John Ford's The Searchers is one of the best Hollywood Westerns ever made, and also one of the best and most culturally significant American films ever made.* It well deserves high placement on any "Top Films" list including Entertainment Weekly's. It makes sense to me that The Searchers would be EW's (or anyone's) highest-ranked Western. As Owen Gleiberman explains, "That John Ford’s dark Western The Searchers (#12) ended up as high as it did testifies to our feeling that the film’s darkness was ahead of its time – that the movie now seems front and center in the culture more than many older Westerns."

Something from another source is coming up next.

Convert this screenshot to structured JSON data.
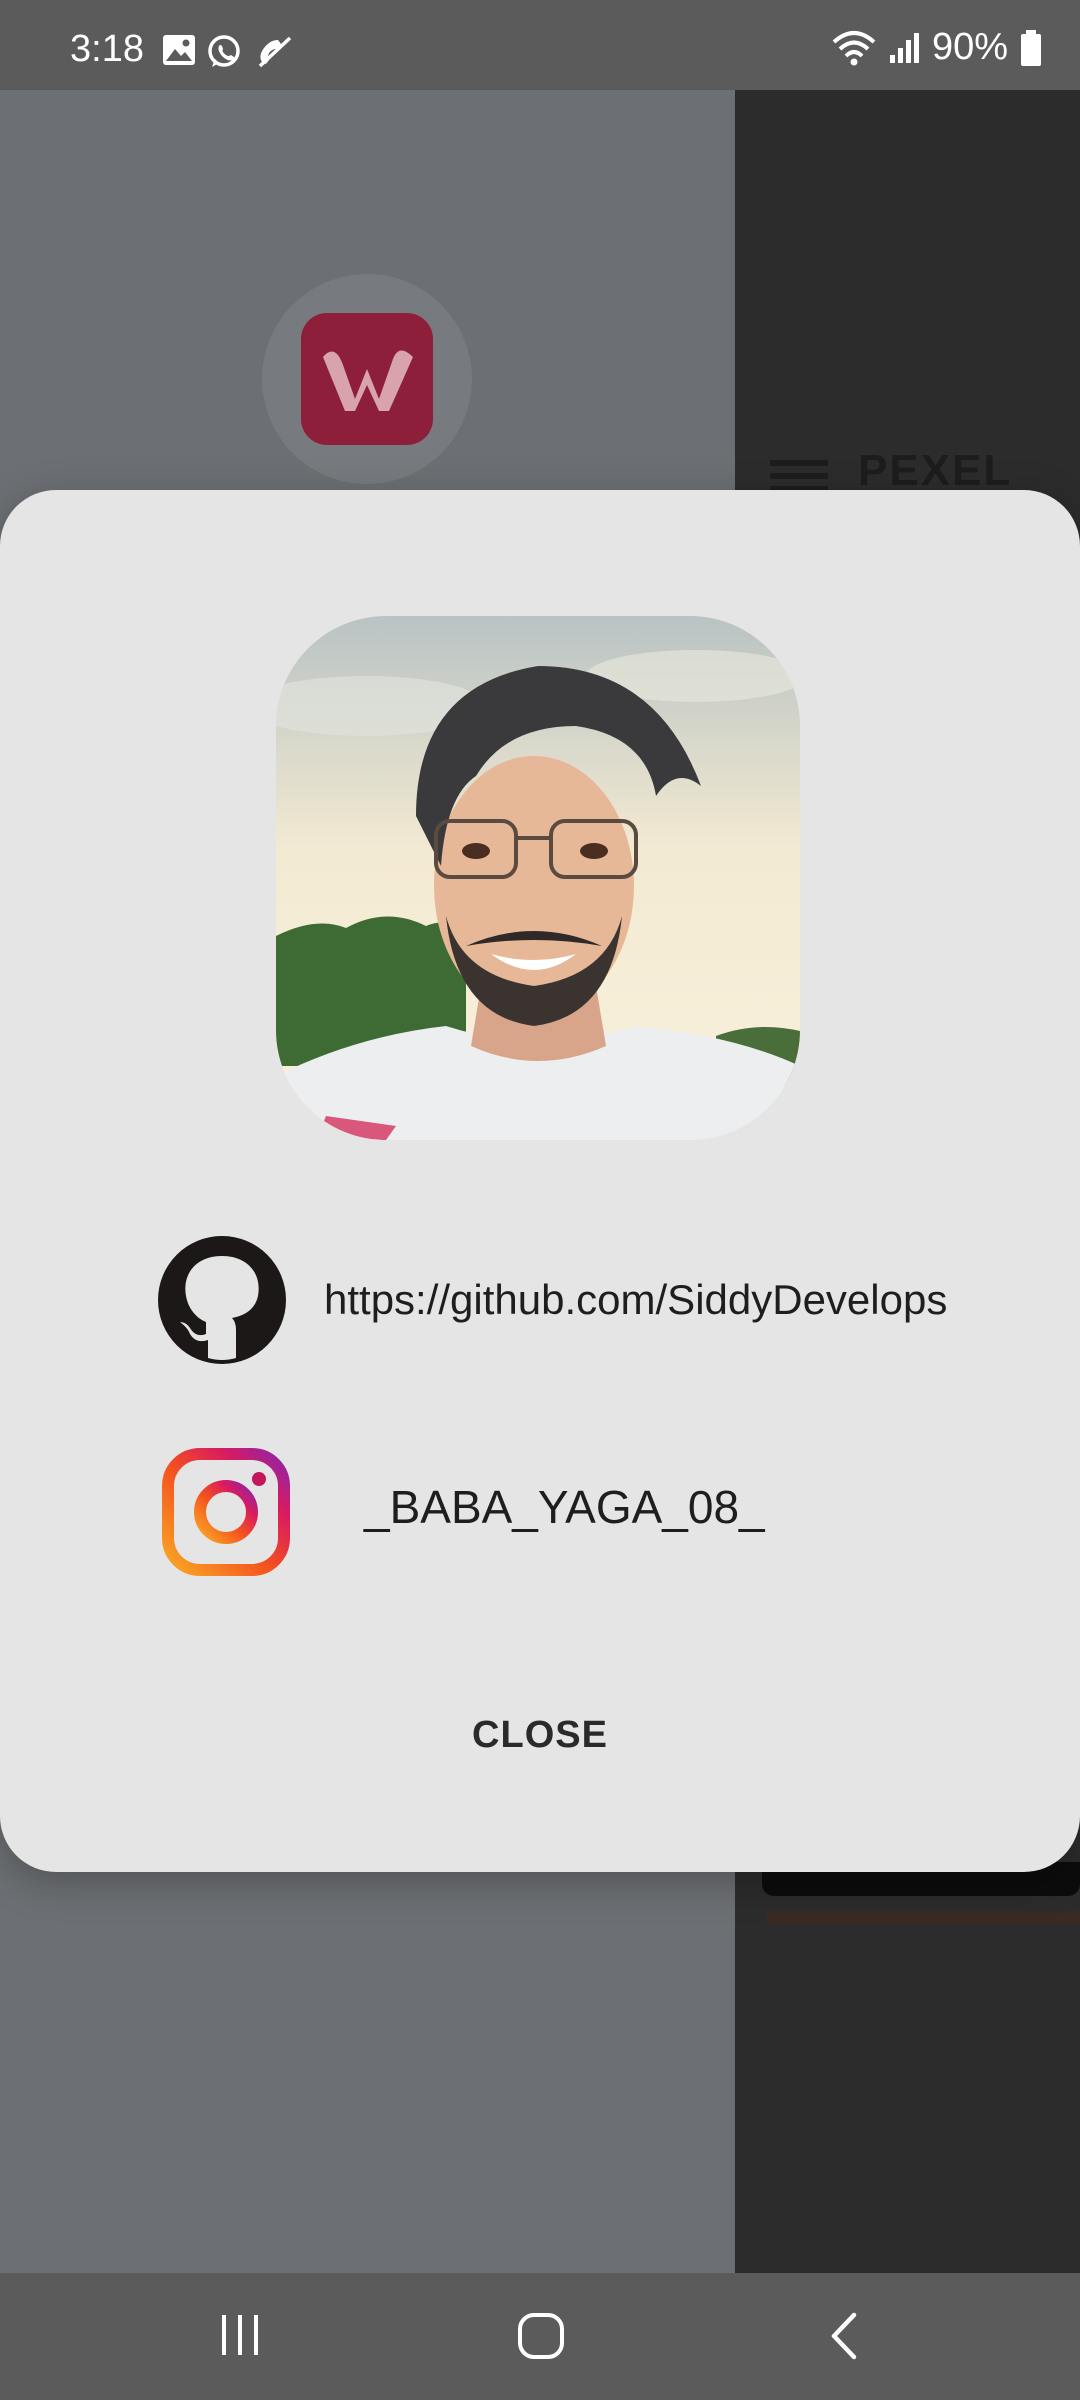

Set in "Texas 1868," The Searchers tells the story of Ethan Edwards (John Wayne), a Confederate veteran who returns to the frontier homestead of his brother, Aaron (Walter Coy), Aaron's wife Martha (Dorothy Jordan), and their children, Lucy, Ben, and Debbie. A young man of mixed blood named Martin Pawley (Jeffrey Hunter) also lives with the family. We learn that Ethan rescued the infant Martin from a massacre, but now he doesn't like to talk about it and seems uneasy around him. Martin calls Aaron "uncle" and Martha "aunt" but Ethan insists the young man address him as "Ethan" rather than "uncle."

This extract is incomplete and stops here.